Written by Andrew Seale
Alec Gordon’s real-time texting Beam Messenger app didn’t take long to catch fire. Right away, news-site BuzzFeed picked up on the app and penned an article in November 2014.
“The Terrifyingly Transparent Texting Of The Future Is Here… that was the title, it was very sensationalist and that started a media storm,” says Gordon. He woke up the next day to see it making its round amongst the media – ABC, CNN, “every language, every country” – inspiring debate about the repercussions of seeing “everything” someone is typing as they type it.
“It was really fun to watch,” says the Russia-born, Toronto-based entrepreneur behind Beam Propulsion Lab, the maker of the app. That is, until the story got twisted.
“Somewhere in it all (an outlet) reported we were a California company and I was like, no no no, I'm very proud to be Torontonian,” he says. “And I corrected them, I emailed them back and they (switched it to) Toronto-based developer but California company.”
So Gordon followed it up by adding a sketch of the Toronto skyline in the “about” part of the settings, “so there was no confusion as to where we were from.”
“The media could not fathom the fact that something so widely reported, something so fresh could come out, outside the valley,” he says. Which feels strange to Gordon who has been building startups in Toronto for the past half-decade.
“I come from a small coastal town in Russia that would have likely driven me crazy from lack of prospects,” he says.
“Toronto as a city has given me ample opportunity to build new things and innovate… I thrive better in a big city environment, always felt that about myself.”
And it’s proven a good place to grow his ideas.

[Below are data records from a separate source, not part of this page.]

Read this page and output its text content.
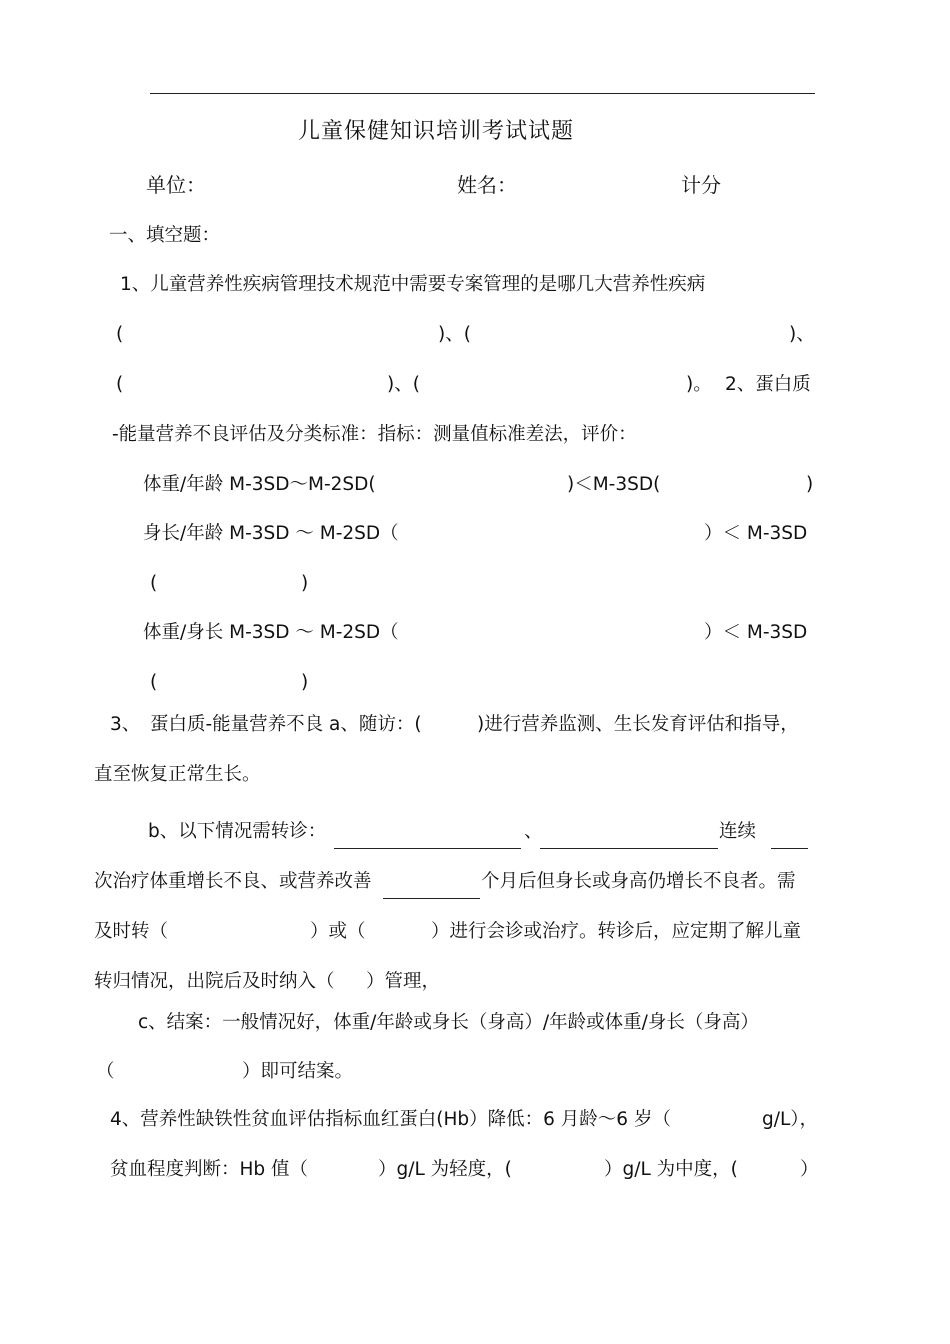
儿童保健知识培训考试试题
单位：	姓名：	计分
一、填空题：
1、儿童营养性疾病管理技术规范中需要专案管理的是哪几大营养性疾病
(	)、(	)、
(	)、(	)。 2、蛋白质
-能量营养不良评估及分类标准：指标：测量值标准差法，评价：
体重/年龄 M-3SD～M-2SD(	)＜M-3SD(	)
身长/年龄 M-3SD ～ M-2SD（	）＜ M-3SD
(	)
体重/身长 M-3SD ～ M-2SD（	）＜ M-3SD
(	)
3、 蛋白质-能量营养不良 a、随访：(	)进行营养监测、生长发育评估和指导，
直至恢复正常生长。
b、以下情况需转诊：	、	连续
次治疗体重增长不良、或营养改善	个月后但身长或身高仍增长不良者。需
及时转（	）或（	）进行会诊或治疗。转诊后，应定期了解儿童
转归情况，出院后及时纳入（ ）管理，
c、结案：一般情况好，体重/年龄或身长（身高）/年龄或体重/身长（身高）
（	）即可结案。
4、营养性缺铁性贫血评估指标血红蛋白(Hb）降低：6 月龄～6 岁（	g/L），
贫血程度判断：Hb 值（	）g/L 为轻度，(	）g/L 为中度，(	）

“We have a cluster of really good universities here with plenty of talented and hard working individuals,” he says. “This creates a sort of void for ideas and invention, which is why you can get to building something good, and find plenty of people along the way to help you.”

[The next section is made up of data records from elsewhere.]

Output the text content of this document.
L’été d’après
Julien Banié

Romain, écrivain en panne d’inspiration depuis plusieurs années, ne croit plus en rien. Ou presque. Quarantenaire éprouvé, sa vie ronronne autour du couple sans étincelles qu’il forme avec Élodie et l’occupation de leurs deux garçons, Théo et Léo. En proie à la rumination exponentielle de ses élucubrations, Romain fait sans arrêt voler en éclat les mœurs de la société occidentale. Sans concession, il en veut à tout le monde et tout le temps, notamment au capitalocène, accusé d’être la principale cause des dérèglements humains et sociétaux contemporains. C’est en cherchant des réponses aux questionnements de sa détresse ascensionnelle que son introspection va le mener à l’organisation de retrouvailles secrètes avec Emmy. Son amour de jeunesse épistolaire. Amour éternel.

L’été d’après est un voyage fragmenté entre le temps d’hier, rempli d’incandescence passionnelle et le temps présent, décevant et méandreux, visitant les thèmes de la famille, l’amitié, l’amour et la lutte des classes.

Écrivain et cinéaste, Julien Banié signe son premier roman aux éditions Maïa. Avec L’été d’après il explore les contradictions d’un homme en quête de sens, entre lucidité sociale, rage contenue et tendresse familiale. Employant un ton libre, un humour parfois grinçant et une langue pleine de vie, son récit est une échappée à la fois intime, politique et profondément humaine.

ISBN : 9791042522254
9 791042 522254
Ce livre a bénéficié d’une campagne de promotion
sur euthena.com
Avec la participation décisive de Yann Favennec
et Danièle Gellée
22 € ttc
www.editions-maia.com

His first startup Flowton, developed a Natural User Interface allowing users to interact with devices like their TV, thermostat or lights using gesture recognition. But after an investor told him “hardware is marginal, apps is where it's at” he decided he’d try to build something in that sphere. Hence the Beam Messenger app.
But it’s bigger than just an app, insists Gordon. He points to the recent accessibility bill passed by the Federal Communications Commission in the U.S. requiring real-time texting on phones.

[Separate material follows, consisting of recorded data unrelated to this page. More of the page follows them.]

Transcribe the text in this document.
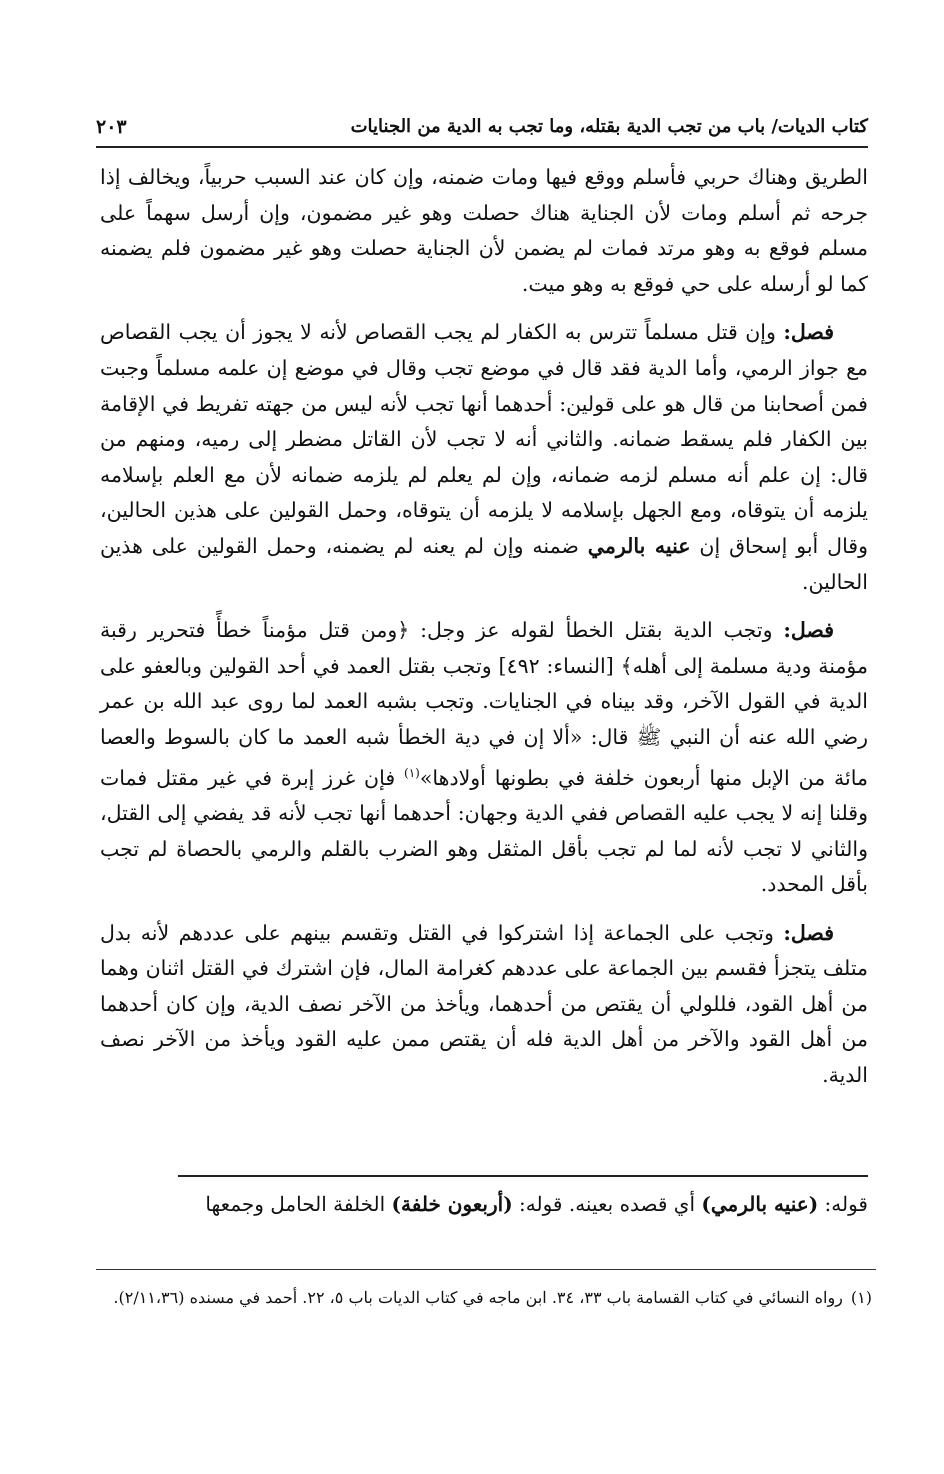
كتاب الديات/ باب من تجب الدية بقتله، وما تجب به الدية من الجنايات
٢٠٣

الطريق وهناك حربي فأسلم ووقع فيها ومات ضمنه، وإن كان عند السبب حربياً، ويخالف إذا جرحه ثم أسلم ومات لأن الجناية هناك حصلت وهو غير مضمون، وإن أرسل سهماً على مسلم فوقع به وهو مرتد فمات لم يضمن لأن الجناية حصلت وهو غير مضمون فلم يضمنه كما لو أرسله على حي فوقع به وهو ميت.

فصل: وإن قتل مسلماً تترس به الكفار لم يجب القصاص لأنه لا يجوز أن يجب القصاص مع جواز الرمي، وأما الدية فقد قال في موضع تجب وقال في موضع إن علمه مسلماً وجبت فمن أصحابنا من قال هو على قولين: أحدهما أنها تجب لأنه ليس من جهته تفريط في الإقامة بين الكفار فلم يسقط ضمانه. والثاني أنه لا تجب لأن القاتل مضطر إلى رميه، ومنهم من قال: إن علم أنه مسلم لزمه ضمانه، وإن لم يعلم لم يلزمه ضمانه لأن مع العلم بإسلامه يلزمه أن يتوقاه، ومع الجهل بإسلامه لا يلزمه أن يتوقاه، وحمل القولين على هذين الحالين، وقال أبو إسحاق إن عنيه بالرمي ضمنه وإن لم يعنه لم يضمنه، وحمل القولين على هذين الحالين.

فصل: وتجب الدية بقتل الخطأ لقوله عز وجل: ﴿ومن قتل مؤمناً خطأً فتحرير رقبة مؤمنة ودية مسلمة إلى أهله﴾ [النساء: ٤٩٢] وتجب بقتل العمد في أحد القولين وبالعفو على الدية في القول الآخر، وقد بيناه في الجنايات. وتجب بشبه العمد لما روى عبد الله بن عمر رضي الله عنه أن النبي ﷺ قال: «ألا إن في دية الخطأ شبه العمد ما كان بالسوط والعصا مائة من الإبل منها أربعون خلفة في بطونها أولادها»$^{(١)}$ فإن غرز إبرة في غير مقتل فمات وقلنا إنه لا يجب عليه القصاص ففي الدية وجهان: أحدهما أنها تجب لأنه قد يفضي إلى القتل، والثاني لا تجب لأنه لما لم تجب بأقل المثقل وهو الضرب بالقلم والرمي بالحصاة لم تجب بأقل المحدد.

فصل: وتجب على الجماعة إذا اشتركوا في القتل وتقسم بينهم على عددهم لأنه بدل متلف يتجزأ فقسم بين الجماعة على عددهم كغرامة المال، فإن اشترك في القتل اثنان وهما من أهل القود، فللولي أن يقتص من أحدهما، ويأخذ من الآخر نصف الدية، وإن كان أحدهما من أهل القود والآخر من أهل الدية فله أن يقتص ممن عليه القود ويأخذ من الآخر نصف الدية.

قوله: (عنيه بالرمي) أي قصده بعينه. قوله: (أربعون خلفة) الخلفة الحامل وجمعها
(١)رواه النسائي في كتاب القسامة باب ٣٣، ٣٤. ابن ماجه في كتاب الديات باب ٥، ٢٢. أحمد في مسنده (٢/١١،٣٦).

“Essentially real-time texting is going to become standardized the way SMS was,” he says.
Gordon, who draws inspiration from sci-fi, say he envisions a future, one that he’s currently ironing out the finer details of, where speech and text will converge.
“Imagine a channel of communication where either input messages, text and speech, can become either of the two output methods – it's true convergence,” he says. “All the technology is in place, the missing link is the real time interface and that’s what we built before – it's remarkable that this doesn't (already) exist.”